La percepción del desafío y la exigencia de un nuevo pensamiento (no sólo económico-social) en condiciones de expresar de la mejor manera posible la novedad de los hechos que están a la vista de todos y que han adquirido aún mayor gravedad precisamente con la reciente crisis financiera, lleva a reconsiderar lugares comunes y prejuicios arraigados con el fin de adentrarnos en una interpretación original del hecho humano de la globalización.  La reflexión de la encíclica Caritas in veritate está guiada por dos supuestos previos, de los cuales surge una perspectiva de gran aliento para la vida de la sociedad y de la Iglesia.

Los dos supuestos previos de fondo son, por una parte, la convicción de que el desarrollo no es puramente un asunto cuantitativo, sino más bien responde a una vocación, y por otra el hecho de que la justicia, si bien es necesaria, no es autosuficiente por cuanto exige caridad, así como la razón necesita la fe.  La perspectiva que surge es por tanto “una visión articulada del desarrollo”, que lleva a considerar cómo la cuestión social está hoy día inseparablemente ligada con la cuestión antropológica.  Ahora quisiera, aun cuando sea brevemente, desarrollar estos tres aspectos para llegar a una observación de fondo final.

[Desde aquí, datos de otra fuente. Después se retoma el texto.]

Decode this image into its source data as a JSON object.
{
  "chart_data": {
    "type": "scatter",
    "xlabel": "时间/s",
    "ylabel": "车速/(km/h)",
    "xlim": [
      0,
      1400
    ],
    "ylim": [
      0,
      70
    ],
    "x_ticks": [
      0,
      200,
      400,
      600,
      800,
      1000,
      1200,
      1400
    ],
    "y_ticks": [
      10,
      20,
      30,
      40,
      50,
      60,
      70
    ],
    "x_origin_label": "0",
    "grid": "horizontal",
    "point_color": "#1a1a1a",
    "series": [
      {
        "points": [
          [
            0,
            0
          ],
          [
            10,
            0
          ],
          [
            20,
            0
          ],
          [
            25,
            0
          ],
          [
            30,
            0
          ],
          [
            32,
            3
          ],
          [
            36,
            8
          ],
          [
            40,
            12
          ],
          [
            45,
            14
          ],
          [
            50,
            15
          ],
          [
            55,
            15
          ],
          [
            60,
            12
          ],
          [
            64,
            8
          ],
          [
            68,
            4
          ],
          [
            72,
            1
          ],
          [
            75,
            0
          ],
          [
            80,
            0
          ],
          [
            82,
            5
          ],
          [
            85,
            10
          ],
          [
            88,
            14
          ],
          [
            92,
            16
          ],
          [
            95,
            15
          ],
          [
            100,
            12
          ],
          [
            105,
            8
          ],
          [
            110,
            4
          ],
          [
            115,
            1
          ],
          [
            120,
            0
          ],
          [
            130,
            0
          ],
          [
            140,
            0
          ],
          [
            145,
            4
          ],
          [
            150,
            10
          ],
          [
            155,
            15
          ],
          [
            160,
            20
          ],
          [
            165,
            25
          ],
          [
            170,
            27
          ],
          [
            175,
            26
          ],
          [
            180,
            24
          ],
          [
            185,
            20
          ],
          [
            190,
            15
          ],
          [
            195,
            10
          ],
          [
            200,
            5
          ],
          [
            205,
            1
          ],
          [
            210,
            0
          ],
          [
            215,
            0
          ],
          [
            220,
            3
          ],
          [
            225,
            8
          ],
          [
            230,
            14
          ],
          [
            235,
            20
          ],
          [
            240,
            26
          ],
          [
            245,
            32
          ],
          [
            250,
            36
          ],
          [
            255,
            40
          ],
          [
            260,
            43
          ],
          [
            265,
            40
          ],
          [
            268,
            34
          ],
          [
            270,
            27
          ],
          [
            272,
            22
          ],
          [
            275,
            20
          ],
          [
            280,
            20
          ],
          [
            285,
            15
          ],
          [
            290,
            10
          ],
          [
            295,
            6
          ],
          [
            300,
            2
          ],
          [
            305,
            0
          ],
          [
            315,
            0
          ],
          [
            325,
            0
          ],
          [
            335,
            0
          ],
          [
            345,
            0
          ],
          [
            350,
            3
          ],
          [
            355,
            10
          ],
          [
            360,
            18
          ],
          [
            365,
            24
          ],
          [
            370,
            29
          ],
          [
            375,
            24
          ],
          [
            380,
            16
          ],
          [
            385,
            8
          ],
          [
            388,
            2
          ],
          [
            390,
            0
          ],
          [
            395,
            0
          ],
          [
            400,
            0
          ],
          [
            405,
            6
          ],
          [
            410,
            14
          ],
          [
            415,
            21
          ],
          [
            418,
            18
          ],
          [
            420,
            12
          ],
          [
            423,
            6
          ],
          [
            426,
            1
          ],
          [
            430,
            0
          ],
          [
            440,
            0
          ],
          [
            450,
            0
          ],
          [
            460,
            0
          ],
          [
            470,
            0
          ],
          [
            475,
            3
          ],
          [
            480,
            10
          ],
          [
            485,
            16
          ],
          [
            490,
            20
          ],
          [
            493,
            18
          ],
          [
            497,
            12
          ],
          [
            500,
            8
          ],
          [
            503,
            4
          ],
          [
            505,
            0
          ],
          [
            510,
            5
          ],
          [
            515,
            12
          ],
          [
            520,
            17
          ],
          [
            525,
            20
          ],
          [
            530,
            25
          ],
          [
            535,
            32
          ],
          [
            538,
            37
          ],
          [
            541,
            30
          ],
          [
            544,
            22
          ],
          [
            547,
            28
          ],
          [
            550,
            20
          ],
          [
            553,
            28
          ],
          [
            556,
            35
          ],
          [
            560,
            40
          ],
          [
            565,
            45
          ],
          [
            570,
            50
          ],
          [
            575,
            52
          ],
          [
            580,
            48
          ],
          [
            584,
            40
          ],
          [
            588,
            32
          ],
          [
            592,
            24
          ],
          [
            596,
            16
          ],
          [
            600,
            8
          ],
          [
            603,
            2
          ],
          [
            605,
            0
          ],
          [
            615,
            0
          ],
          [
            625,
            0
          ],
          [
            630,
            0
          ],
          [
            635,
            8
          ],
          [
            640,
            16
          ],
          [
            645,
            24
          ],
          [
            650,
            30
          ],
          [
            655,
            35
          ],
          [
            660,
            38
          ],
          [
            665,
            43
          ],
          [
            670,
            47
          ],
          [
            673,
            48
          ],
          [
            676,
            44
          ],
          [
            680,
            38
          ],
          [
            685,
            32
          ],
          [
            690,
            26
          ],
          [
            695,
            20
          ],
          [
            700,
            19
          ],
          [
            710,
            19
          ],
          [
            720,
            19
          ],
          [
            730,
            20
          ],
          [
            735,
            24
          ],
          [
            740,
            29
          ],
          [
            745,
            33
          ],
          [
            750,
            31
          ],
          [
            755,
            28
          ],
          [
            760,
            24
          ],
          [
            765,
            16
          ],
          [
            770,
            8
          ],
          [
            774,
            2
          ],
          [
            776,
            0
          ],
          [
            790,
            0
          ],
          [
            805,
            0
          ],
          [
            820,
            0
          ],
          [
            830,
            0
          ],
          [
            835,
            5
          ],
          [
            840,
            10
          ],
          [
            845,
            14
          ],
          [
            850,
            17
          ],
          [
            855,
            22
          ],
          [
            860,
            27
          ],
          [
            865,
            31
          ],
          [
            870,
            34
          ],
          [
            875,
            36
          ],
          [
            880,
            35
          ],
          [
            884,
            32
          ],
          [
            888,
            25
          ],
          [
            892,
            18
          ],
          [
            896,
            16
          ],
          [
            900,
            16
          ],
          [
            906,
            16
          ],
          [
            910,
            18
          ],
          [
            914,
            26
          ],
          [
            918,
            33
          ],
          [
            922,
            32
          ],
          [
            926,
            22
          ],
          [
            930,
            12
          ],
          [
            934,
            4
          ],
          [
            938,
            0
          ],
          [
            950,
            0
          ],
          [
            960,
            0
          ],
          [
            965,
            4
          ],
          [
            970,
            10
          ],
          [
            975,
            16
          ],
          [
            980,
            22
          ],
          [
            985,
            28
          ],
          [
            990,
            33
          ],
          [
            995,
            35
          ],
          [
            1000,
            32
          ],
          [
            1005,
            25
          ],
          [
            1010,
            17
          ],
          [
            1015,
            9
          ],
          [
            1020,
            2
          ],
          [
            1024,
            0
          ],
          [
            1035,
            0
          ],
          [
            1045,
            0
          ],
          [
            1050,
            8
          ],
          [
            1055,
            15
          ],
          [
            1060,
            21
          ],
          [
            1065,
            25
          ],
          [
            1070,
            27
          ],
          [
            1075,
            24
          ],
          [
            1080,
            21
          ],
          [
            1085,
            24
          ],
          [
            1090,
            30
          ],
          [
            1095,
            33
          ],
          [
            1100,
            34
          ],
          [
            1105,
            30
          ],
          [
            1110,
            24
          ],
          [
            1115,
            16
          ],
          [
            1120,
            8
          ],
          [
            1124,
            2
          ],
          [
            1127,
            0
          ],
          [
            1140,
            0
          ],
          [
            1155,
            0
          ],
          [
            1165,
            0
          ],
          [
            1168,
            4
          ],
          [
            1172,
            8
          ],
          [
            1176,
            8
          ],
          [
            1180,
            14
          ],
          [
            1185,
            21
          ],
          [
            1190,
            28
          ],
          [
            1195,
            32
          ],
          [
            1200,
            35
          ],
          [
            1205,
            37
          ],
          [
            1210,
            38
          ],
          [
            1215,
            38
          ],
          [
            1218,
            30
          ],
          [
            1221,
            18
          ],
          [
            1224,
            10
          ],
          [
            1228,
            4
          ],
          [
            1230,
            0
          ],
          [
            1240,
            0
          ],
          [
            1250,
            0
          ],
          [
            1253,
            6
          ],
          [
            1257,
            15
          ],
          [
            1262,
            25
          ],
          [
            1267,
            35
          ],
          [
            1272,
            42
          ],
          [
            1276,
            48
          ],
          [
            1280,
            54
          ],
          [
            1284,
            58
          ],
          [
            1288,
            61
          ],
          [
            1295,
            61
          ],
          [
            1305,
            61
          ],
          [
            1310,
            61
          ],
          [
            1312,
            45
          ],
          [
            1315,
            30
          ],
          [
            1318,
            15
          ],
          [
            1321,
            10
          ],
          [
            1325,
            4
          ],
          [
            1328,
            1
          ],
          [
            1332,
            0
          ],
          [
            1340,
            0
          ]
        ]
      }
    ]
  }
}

Afirmar que “el primer capital que se ha de salvaguardar y valorar es el hombre, la persona en su integridad, pues el hombre es el autor, el centro y el fin de toda la vida económico-social” significa liberar de un ciego determinismo la interpretación de la globalización y reiterar que también este complejo fenómeno está vinculado con la variable humana.  No se produce entonces la fatalidad de atenerse sólo a datos considerados objetivos y científicos, olvidando la medida en el que componente humano tiene un rol decisivo en las elecciones hechas una y otra vez.  Esto permite comprender que el desarrollo no es proceso rectilíneo, casi automático y en sí mismo ilimitado, sino determinado por la calidad humana de los correspondientes actores.  Por este motivo, Benedicto XVI invita a una interpretación que no se contenta con el mero análisis de las estructuras humanas, sino que remite a un nivel más profundo.  “En realidad -escribe-, las instituciones por sí solas no bastan, porque el desarrollo humano integral es ante todo vocación y, por tanto, comporta que se asuman libre y solidariamente responsabilidades por parte de todos.  Este desarrollo exige, además, una visión trascendente de la persona, necesita a Dios: sin Él, o se niega el desarrollo, o se le deja únicamente en manos del hombre, que cede a la presunción de la auto-salvación y termina por promover un desarrollo deshumanizado”.  Esto exige un examen preciso de conciencia, al cual no se sustrae la Encíclica, refiriéndose a los avances efectivamente llevados o no llevados a cabo en la dirección augurada por la encíclica Populorum pregressio.  Ciertamente, muchos resultados se han obtenido, pero la FAO, el 19 de junio de 2009, comunicó sus estimaciones: el hambre en el mundo alcanzará un nivel histórico en 2009, con 1.020 millones de personas en estado de desnutrición.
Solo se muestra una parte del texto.